Even if the MoD does tell FinMin to be concerned towards national defence, the latter cannot provide the funds required because it doesn’t have them.


The sinews of war, wrote Cicero, are infinite money. This is where the shoe pinches—and will continue to pinch so long as economic and foreign policies remain wedded to the Nehruvian imperative of ignoring the need for defence spending. Our armed forces need to spend more on arms and armaments but, as the Parliamentary Standing Committee on Defence pointed out recently, are unable to do that because the exchequer is badly strained as a consequence of the costs of the Wuhan virus.

The Nehruvian policy aristocracy—comprising policy and decision makers who are socialist by education and temperament—continues to disdain the business class. Consequently, they keep coming up with rules, regulations, and compliances that torment entrepreneurs. Unsurprisingly, the wealth creators are not very keen on investing in India; many of them, with their moneybags, are shifting to countries where enterprise is respected. As a result, growth stays sluggish; in fact, it was declining even before the Covid pandemic and the ensuing lockdowns hit economies all over the world. And now growth is K- rather than V-shaped; inequalities are growing and the bottom of the pyramid is getting crowded. The exchequer gets further strained because of all this.

And what gets done in such situations? Cutting defence expenditure—that is, apart from driving away businesspersons with compliances and rising tax demands. At a time when the military confrontation with China in eastern Ladakh shows no signs of de-escalation, and the China-Pakistan collusion is fast extending from the land borders to the high seas, the Indian armed forces got around Rs 63,000 crore less for modernization than what they had asked for in the 2022-2023 budget, the Times of India reported on 17 March.

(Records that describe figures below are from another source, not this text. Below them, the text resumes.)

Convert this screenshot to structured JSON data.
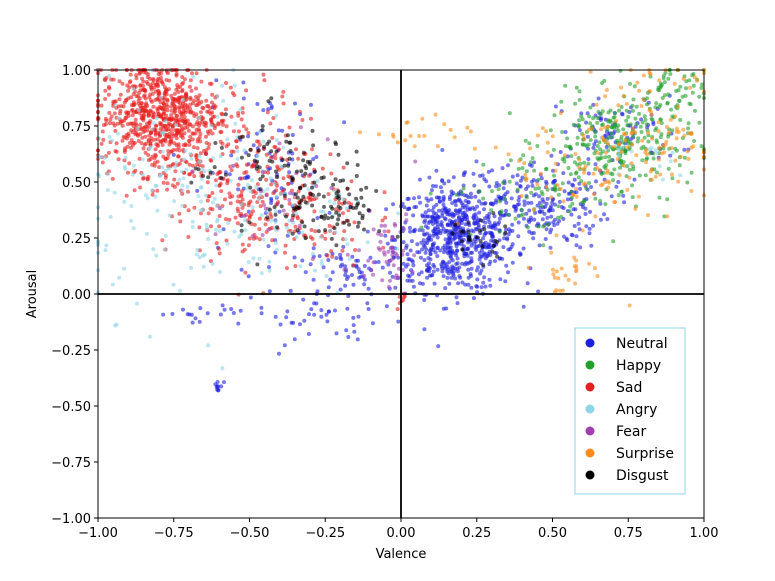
{
  "chart_data": {
    "type": "scatter",
    "title": "",
    "xlabel": "Valence",
    "ylabel": "Arousal",
    "xlim": [
      -1.0,
      1.0
    ],
    "ylim": [
      -1.0,
      1.0
    ],
    "xticks": [
      "−1.00",
      "−0.75",
      "−0.50",
      "−0.25",
      "0.00",
      "0.25",
      "0.50",
      "0.75",
      "1.00"
    ],
    "yticks": [
      "−1.00",
      "−0.75",
      "−0.50",
      "−0.25",
      "0.00",
      "0.25",
      "0.50",
      "0.75",
      "1.00"
    ],
    "xtick_values": [
      -1.0,
      -0.75,
      -0.5,
      -0.25,
      0.0,
      0.25,
      0.5,
      0.75,
      1.0
    ],
    "ytick_values": [
      -1.0,
      -0.75,
      -0.5,
      -0.25,
      0.0,
      0.25,
      0.5,
      0.75,
      1.0
    ],
    "reference_lines": {
      "x": 0.0,
      "y": 0.0
    },
    "grid": false,
    "legend_position": "lower-right",
    "series": [
      {
        "name": "Neutral",
        "color": "#1f1fe0",
        "clusters": [
          {
            "cx": 0.18,
            "cy": 0.25,
            "sx": 0.1,
            "sy": 0.12,
            "n": 650
          },
          {
            "cx": 0.45,
            "cy": 0.4,
            "sx": 0.12,
            "sy": 0.1,
            "n": 220
          },
          {
            "cx": 0.72,
            "cy": 0.72,
            "sx": 0.1,
            "sy": 0.08,
            "n": 80
          },
          {
            "cx": -0.45,
            "cy": 0.55,
            "sx": 0.1,
            "sy": 0.18,
            "n": 90
          },
          {
            "cx": -0.15,
            "cy": 0.1,
            "sx": 0.1,
            "sy": 0.05,
            "n": 70
          },
          {
            "cx": -0.25,
            "cy": -0.12,
            "sx": 0.12,
            "sy": 0.05,
            "n": 40
          },
          {
            "cx": -0.6,
            "cy": -0.42,
            "sx": 0.01,
            "sy": 0.02,
            "n": 10
          },
          {
            "cx": -0.68,
            "cy": -0.08,
            "sx": 0.08,
            "sy": 0.02,
            "n": 18
          }
        ]
      },
      {
        "name": "Happy",
        "color": "#22a02c",
        "clusters": [
          {
            "cx": 0.72,
            "cy": 0.68,
            "sx": 0.12,
            "sy": 0.1,
            "n": 260
          },
          {
            "cx": 0.45,
            "cy": 0.45,
            "sx": 0.15,
            "sy": 0.1,
            "n": 90
          },
          {
            "cx": 0.88,
            "cy": 0.9,
            "sx": 0.06,
            "sy": 0.06,
            "n": 60
          }
        ]
      },
      {
        "name": "Sad",
        "color": "#e81e1e",
        "clusters": [
          {
            "cx": -0.8,
            "cy": 0.8,
            "sx": 0.1,
            "sy": 0.12,
            "n": 700
          },
          {
            "cx": -0.55,
            "cy": 0.55,
            "sx": 0.15,
            "sy": 0.18,
            "n": 260
          },
          {
            "cx": -0.35,
            "cy": 0.35,
            "sx": 0.12,
            "sy": 0.12,
            "n": 120
          },
          {
            "cx": 0.0,
            "cy": -0.02,
            "sx": 0.01,
            "sy": 0.02,
            "n": 8
          }
        ]
      },
      {
        "name": "Angry",
        "color": "#8dd6e6",
        "clusters": [
          {
            "cx": -0.7,
            "cy": 0.45,
            "sx": 0.18,
            "sy": 0.25,
            "n": 180
          },
          {
            "cx": -0.35,
            "cy": 0.3,
            "sx": 0.15,
            "sy": 0.15,
            "n": 70
          },
          {
            "cx": 0.8,
            "cy": 0.62,
            "sx": 0.08,
            "sy": 0.06,
            "n": 20
          }
        ]
      },
      {
        "name": "Fear",
        "color": "#a040b0",
        "clusters": [
          {
            "cx": -0.05,
            "cy": 0.2,
            "sx": 0.05,
            "sy": 0.08,
            "n": 50
          },
          {
            "cx": -0.4,
            "cy": 0.5,
            "sx": 0.15,
            "sy": 0.15,
            "n": 30
          }
        ]
      },
      {
        "name": "Surprise",
        "color": "#ff8c1a",
        "clusters": [
          {
            "cx": 0.82,
            "cy": 0.7,
            "sx": 0.12,
            "sy": 0.15,
            "n": 120
          },
          {
            "cx": 0.55,
            "cy": 0.55,
            "sx": 0.15,
            "sy": 0.12,
            "n": 60
          },
          {
            "cx": 0.05,
            "cy": 0.7,
            "sx": 0.08,
            "sy": 0.05,
            "n": 20
          },
          {
            "cx": 0.55,
            "cy": 0.1,
            "sx": 0.08,
            "sy": 0.05,
            "n": 25
          }
        ]
      },
      {
        "name": "Disgust",
        "color": "#000000",
        "clusters": [
          {
            "cx": -0.25,
            "cy": 0.4,
            "sx": 0.1,
            "sy": 0.1,
            "n": 110
          },
          {
            "cx": -0.45,
            "cy": 0.6,
            "sx": 0.12,
            "sy": 0.1,
            "n": 60
          },
          {
            "cx": 0.25,
            "cy": 0.25,
            "sx": 0.05,
            "sy": 0.05,
            "n": 25
          }
        ]
      }
    ]
  }
}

All services suffered. The Army got only Rs 32,115 crore when it had projected a requirement for Rs 46,844 core under the capital outlay. The IAF got Rs 56,852 crore instead of Rs 85,323 crore, while the Navy got Rs 47,591 crore instead of Rs 67,623 crore. In March 2012, the then Army chief, General V.K. Singh, had written a letter to Defence Minister A.K. Antony, informing him of the serious shortage of ammunition. The General had expressed his fear that in the event of war, it may run out of stocks in two days. Now that General Singh himself is a Union Minister, what does he have to say? Has anything changed in the last decade?

The committee, in its reports tabled in Parliament, said that the aim should be to induct “capital-intensive modern machines, which are imperative to tilt the result of war in our favour and also increase the deterrence capabilities of our country.” It also said the Ministry of Defence should ask the Finance Ministry “to not curtail the projected amounts as this results in reprioritization of schemes/activities, which might end up compromising operational preparedness.”

Even if the MoD does tell FinMin to be concerned towards national defence, the latter cannot provide the funds required because it doesn’t have them. The Goods and Services Tax crossed the Rs 1.3-lakh-crore mark in January, but social welfare schemes are expensive for the exchequer. What is more harmful is the persisting statist attitude which results in tight regulation. The corporate sector somehow negotiates byzantine regulations but startups and micro, small and medium enterprises (MSMEs) often get lost in the labyrinth of compliances and rules. As many as 5,907 businesses registered with the MSME Ministry were shut during 2020-21 and 2021-22 (till March 9, 2022), according to the government data. Nobody is likely to know how many were actually shut down, for not all MSMEs are registered.

Then there is the GST. Ritesh Kumar Singh, a business economist and CEO, Indonomics Consulting, a policy research and advisory startup, recently wrote that “multiple rates and never-ending filing and reporting requirements have turned the GST regime against smaller businesses and first-time entrepreneurs. No wonder, out of 6.3 crore enterprises (the latest available data from NSSO 2015-16), only 1.34 crore have joined the GST network. There is no official data on how many firms have cancelled their GST registrations. But anecdotal evidence suggests that an increasing number of small businesses are either de-registering, and/or trying to remain small by not letting their sales turnover increase the threshold of Rs 20 lakh for services firms and Rs 40 lakh for manufacturing entities, above which GST registration is mandatory.” Thresholds unrealistically low in the first place.

It is not that the problem is new or was not pointed out earlier. A year ago, the Confederation of All India Traders (CAIT) had written a letter to Prime Minister Narendra Modi seeking his intervention on the “complicated” GST. CAIT is run by Praveen Khandelwal, an activist with links to the Sangh Parivar. “Much against the public announcements on GST, the GST Council has made the GST as the most complicated tax system which runs contrary to ‘ease of doing business’ mandate of the government,” said Khandelwal. While the authorities have been given arbitrary and unfettered powers, including the power to issue show-cause notice, the opportunity of hearing has been denied to the alleged offenders, CAIT said.

In a country where the state keeps arrogating huge powers to itself and, concomitantly, subjects wealth creators to arbitrary rules, it would not be possible to expect a comfortable fiscal situation. And when that happens, everything feels the strain, not excluding national defence.


The author is a freelance journalist.